According to an insurance-based company report, Hurricane Ian has contributed to a year of costly insured losses. This year, extreme weather events such as the winter storms in Europe, flooding in Australia and South Africa, and hailstorms in France and the United States have caused an estimated $115 billion in damages to date, according to the Swiss Re Institute.
The company’s data noted that in 2022, the estimated insured losses total was more than $100 billion. This was for the second consecutive year. This is part of a larger trend of seeing an average annual increase of 5-7% over the past decade. This year, the industry covered approximately 45% of the world’s economic losses. This shows that there is still a large protection gap. “2022 has been another year of increased natural catastrophe loss activity, and demand for insurance is growing as the protection gap remains vast,” explained Thierry Léger, group chief underwriting officer.
According to the Swiss Re Institute, Hurricane Ian was the most costly natural catastrophe with estimated losses of $50–65 billion.

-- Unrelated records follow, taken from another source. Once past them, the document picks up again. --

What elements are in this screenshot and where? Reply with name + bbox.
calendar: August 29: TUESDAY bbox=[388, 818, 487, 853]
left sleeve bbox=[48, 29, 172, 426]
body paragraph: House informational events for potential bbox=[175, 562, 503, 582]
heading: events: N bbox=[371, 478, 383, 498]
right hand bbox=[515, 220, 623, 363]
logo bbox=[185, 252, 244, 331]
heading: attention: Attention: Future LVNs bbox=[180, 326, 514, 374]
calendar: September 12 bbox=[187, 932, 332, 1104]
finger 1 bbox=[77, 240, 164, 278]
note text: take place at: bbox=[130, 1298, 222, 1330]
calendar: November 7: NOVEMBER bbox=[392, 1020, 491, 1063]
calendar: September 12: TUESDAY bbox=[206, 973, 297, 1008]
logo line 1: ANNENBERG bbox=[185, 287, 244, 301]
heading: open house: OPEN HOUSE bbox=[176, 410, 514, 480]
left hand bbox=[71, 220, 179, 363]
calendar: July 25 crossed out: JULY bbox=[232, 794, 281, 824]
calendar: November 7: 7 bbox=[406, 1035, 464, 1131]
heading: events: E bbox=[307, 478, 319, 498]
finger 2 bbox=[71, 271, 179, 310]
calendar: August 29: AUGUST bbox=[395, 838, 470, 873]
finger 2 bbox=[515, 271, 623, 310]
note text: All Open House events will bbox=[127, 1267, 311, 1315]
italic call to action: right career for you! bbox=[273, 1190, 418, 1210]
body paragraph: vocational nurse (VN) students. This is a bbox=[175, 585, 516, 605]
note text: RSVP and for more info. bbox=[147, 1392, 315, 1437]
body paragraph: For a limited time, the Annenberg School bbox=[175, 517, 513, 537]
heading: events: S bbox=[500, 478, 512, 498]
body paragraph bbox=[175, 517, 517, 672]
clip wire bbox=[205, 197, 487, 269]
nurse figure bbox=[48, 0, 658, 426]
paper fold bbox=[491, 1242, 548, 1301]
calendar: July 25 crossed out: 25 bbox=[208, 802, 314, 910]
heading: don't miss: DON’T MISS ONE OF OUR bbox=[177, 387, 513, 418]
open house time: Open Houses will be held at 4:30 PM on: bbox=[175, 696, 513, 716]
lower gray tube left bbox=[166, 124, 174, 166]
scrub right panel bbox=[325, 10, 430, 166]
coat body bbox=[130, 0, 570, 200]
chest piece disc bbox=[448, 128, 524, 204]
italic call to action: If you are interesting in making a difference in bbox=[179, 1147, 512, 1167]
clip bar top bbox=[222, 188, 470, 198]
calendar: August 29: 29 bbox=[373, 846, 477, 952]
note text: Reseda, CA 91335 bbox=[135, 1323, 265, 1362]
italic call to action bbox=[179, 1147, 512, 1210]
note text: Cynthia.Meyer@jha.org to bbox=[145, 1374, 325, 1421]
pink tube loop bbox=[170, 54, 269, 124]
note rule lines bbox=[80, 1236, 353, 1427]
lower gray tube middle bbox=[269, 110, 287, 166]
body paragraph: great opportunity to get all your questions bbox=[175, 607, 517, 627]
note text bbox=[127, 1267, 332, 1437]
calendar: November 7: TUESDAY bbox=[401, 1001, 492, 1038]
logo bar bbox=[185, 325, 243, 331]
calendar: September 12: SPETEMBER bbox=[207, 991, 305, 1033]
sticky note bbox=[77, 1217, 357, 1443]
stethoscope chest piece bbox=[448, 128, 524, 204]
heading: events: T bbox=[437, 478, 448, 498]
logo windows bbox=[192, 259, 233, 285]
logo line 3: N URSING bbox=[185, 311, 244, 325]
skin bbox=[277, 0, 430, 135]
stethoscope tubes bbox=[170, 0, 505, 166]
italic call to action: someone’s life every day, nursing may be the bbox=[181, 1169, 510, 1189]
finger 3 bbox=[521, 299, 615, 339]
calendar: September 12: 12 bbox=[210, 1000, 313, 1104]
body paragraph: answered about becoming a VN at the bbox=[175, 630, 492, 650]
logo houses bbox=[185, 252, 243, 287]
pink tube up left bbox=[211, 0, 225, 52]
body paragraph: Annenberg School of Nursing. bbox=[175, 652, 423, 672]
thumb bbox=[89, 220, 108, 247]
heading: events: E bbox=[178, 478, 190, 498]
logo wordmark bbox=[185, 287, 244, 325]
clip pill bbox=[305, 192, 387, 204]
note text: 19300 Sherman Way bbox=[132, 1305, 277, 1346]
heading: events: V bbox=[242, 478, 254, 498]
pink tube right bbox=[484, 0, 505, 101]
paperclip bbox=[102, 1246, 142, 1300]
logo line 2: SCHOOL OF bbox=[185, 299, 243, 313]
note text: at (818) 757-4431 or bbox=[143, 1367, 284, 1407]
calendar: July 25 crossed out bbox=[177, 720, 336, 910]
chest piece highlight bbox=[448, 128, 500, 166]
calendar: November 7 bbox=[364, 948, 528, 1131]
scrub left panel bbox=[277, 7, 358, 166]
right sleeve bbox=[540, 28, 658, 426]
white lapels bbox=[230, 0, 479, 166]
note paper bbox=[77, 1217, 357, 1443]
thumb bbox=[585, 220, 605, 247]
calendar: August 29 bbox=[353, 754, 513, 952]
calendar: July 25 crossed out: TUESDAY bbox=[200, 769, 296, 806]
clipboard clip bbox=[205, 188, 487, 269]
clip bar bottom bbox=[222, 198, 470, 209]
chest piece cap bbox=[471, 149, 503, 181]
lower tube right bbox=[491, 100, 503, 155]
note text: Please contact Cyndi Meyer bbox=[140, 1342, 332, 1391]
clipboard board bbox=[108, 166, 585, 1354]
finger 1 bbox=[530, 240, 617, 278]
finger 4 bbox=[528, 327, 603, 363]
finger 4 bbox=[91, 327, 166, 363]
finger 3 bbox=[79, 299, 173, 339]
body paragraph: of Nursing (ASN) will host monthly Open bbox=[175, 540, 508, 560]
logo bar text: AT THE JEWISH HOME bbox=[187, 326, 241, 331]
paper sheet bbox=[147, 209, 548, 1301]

The Category 4 hurricane caused extensive damage in western Florida when it landed in late September. It brought with it high winds, severe rains and a storm surge. According to Swiss Re Institute, the price of the damages is expected to be second only to Katrina in 2005.
Experts weigh in on Hurricane Ian’s prolific damage costs
“Extreme weather events have led to high insured losses in 2022, underpinning a risk on the rise and unfolding on every continent,” said Martin Bertogg, head of catastrophe perils at Swiss Re. In the last 30 years, there have been seven hurricanes that have caused $20 billion or more in damage, according to Bertogg. Prior to Hurricane Andrew hitting 6 years ago, no such event had ever occurred before.
As of November 1, Hurricane Ian has caused a total of 157 fatalities: 5 in Cuba, 146 in Florida, 5 in North Carolina, and 1 in Virginia. As the damage is estimated to be over $50 billion, much of that is from catastrophic flooding due to a storm surge 10–15 ft high.
The cities of Fort Myers Beach and Naples were devastated by the hurricane. Millions of people lost power, and many had to take refuge on their roofs. Sanibel Island and Pine Island were hardest hit by the storm surge. It destroyed countless structures and damaged both the Sanibel Causeway and the bridge to Pine Island.
On October 11, the National Oceanic and Atmospheric Administration stated that total losses from Hurricane Ian would exceed $50 billion. This made it the most expensive hurricane in Florida’s history. This surpasses Hurricane Irma which previously held this title. In addition, Ian marked the 15th billion-dollar disaster for the country in 2022.